Sus pensamientos quedaron interrumpidos cuando dos esclavos jóvenes con la cabeza al rape le trajeron en silencio un gran caldero de agua muy caliente, ropas secas y un espejo de láminas de bronce sobre un soporte. También le ofrecieron una bandeja de metal con pequeños frascos de aceite de oliva, un
strigil
curvo y dos peines de madera de boj tallada. Los esclavos, avergonzados, inclinaron la cabeza y se retiraron, eludiendo todo el tiempo la mirada de Fabiola. Servir a una bella joven en lugar de a los soldados era, evidentemente, demasiado para ellos.

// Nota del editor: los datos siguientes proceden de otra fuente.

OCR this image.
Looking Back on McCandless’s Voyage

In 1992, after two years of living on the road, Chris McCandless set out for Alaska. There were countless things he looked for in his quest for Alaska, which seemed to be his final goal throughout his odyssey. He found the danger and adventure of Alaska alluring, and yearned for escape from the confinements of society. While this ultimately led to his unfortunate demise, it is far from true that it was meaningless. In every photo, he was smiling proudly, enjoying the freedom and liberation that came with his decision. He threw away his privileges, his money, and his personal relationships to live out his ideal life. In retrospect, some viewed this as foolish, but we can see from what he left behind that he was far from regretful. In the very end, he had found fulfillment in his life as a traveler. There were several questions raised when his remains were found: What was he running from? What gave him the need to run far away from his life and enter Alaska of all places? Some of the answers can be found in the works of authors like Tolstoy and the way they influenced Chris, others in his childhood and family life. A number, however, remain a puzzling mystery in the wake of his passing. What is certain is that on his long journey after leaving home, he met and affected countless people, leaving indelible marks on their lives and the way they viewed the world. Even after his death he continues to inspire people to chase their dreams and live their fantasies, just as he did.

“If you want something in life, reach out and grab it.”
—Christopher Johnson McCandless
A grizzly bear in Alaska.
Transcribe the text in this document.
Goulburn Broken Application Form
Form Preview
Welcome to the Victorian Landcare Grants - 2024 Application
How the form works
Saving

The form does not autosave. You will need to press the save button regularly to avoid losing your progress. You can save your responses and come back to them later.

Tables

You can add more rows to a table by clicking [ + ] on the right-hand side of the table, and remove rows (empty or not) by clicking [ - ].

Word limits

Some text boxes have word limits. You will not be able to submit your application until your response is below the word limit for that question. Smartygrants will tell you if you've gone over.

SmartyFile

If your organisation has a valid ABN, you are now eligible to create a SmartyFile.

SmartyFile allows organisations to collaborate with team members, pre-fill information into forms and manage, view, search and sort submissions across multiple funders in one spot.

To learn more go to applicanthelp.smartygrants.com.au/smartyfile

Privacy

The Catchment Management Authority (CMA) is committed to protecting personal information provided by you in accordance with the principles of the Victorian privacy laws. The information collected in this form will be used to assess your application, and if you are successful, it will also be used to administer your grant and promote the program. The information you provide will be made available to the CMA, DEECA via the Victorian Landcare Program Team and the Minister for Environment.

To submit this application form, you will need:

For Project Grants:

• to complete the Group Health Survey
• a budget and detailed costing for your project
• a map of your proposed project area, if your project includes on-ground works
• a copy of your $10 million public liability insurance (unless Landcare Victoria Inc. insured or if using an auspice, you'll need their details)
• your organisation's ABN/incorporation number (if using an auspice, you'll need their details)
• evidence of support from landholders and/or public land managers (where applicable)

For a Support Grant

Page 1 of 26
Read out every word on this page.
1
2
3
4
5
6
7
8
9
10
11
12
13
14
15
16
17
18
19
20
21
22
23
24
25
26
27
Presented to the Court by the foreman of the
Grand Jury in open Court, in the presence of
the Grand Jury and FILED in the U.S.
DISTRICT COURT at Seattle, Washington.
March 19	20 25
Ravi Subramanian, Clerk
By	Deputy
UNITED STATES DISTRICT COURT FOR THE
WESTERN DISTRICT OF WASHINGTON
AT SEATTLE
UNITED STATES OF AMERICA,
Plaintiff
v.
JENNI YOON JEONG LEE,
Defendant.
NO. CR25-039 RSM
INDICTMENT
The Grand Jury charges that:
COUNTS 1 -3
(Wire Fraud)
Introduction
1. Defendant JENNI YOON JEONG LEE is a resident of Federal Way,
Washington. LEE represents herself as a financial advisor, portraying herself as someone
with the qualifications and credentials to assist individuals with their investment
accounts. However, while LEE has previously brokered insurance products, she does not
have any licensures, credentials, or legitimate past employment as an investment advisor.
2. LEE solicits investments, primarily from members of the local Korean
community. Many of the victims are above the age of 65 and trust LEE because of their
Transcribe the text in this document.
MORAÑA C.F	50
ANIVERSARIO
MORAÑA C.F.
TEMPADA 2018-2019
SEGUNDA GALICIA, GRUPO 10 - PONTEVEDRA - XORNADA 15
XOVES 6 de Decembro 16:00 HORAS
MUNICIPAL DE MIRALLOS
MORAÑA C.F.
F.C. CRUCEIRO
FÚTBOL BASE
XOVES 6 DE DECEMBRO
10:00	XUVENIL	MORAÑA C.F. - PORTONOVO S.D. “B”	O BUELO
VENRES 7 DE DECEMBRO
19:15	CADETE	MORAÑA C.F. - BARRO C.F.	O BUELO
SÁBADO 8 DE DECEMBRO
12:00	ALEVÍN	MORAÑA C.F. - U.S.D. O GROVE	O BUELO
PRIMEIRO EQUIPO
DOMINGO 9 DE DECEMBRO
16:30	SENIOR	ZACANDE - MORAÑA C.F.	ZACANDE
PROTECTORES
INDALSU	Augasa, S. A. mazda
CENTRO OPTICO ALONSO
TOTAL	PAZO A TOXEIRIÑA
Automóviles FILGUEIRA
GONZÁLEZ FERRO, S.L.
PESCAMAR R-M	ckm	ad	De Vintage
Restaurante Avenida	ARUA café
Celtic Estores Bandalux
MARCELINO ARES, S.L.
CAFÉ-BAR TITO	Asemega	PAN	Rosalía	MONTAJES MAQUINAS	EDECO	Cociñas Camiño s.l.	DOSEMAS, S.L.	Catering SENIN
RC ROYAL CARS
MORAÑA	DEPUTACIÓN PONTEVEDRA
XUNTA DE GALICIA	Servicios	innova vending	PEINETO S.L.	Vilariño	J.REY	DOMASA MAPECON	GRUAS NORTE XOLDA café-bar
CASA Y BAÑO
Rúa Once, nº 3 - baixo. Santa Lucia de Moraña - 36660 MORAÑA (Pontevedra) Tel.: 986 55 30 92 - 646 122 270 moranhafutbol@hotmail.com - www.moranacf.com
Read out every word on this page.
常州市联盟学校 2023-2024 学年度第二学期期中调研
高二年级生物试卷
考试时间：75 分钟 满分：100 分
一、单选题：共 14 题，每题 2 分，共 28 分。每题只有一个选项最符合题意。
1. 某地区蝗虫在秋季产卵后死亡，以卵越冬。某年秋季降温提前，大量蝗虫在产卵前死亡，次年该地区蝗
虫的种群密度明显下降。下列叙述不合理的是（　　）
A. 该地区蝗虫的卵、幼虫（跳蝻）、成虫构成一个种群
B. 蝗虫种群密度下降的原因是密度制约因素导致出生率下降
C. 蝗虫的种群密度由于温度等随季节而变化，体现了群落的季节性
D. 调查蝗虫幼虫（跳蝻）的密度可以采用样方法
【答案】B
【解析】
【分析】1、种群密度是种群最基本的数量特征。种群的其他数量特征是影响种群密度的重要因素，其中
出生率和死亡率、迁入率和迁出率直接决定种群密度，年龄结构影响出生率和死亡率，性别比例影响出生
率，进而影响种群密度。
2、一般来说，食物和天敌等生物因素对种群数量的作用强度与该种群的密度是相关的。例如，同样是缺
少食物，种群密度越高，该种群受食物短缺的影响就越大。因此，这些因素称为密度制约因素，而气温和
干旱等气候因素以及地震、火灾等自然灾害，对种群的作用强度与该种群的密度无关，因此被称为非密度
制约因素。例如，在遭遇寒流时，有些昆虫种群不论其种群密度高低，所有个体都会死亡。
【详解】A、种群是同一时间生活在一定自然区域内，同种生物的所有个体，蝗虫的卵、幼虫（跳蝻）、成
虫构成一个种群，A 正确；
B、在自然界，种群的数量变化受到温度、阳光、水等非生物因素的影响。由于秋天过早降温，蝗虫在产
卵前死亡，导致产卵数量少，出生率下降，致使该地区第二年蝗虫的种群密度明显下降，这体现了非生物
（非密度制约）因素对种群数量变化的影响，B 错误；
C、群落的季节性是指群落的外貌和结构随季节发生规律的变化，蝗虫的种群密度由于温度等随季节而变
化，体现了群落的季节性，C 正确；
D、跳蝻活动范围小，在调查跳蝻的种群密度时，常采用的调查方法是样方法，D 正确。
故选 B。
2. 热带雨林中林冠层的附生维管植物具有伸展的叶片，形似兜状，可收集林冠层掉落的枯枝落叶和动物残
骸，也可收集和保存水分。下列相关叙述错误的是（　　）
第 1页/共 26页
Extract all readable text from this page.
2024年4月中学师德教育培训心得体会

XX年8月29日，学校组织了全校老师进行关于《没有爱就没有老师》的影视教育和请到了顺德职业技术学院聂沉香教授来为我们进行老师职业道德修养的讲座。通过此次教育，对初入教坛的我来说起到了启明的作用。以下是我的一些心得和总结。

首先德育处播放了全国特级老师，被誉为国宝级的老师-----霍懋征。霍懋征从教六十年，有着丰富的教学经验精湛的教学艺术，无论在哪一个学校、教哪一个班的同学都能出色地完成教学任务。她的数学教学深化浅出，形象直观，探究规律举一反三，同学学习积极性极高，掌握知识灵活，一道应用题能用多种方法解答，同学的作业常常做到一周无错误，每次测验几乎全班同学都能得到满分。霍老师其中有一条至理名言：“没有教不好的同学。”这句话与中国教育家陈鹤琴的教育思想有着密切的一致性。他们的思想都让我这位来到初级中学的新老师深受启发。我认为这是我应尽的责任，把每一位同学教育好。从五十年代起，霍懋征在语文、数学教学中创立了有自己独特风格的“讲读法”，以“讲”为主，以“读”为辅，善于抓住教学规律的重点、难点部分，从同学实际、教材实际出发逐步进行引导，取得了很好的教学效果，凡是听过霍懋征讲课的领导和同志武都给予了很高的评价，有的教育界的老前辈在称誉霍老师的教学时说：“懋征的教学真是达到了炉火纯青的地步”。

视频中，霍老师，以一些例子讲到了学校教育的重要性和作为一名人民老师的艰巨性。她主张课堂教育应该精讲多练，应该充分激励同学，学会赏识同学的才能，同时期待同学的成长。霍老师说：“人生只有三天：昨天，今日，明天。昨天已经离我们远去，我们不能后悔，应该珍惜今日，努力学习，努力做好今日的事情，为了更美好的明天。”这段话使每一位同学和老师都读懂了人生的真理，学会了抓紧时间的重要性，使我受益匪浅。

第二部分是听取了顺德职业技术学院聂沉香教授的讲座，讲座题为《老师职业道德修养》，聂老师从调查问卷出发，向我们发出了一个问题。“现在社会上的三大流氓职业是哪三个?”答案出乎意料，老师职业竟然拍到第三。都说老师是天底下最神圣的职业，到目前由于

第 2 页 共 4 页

Fabiola se desnudó y se lavó con agua tibia, antes de frotarse todo el cuerpo con aceite. Por último, utilizó el
strigil
para quitarse la mugre y la suciedad que le cubría el cuerpo después de la emboscada y la persecución. Aunque no resultaba tan relajante como un baño, era agradable lavarse. Sólo le faltaba un frasco de perfume; el suyo se lo había dejado en la litera, al igual que todas sus demás pertenencias. Aunque a Scaevola no le iban a servir de nada, tampoco habría oportunidad de ir a buscarlas.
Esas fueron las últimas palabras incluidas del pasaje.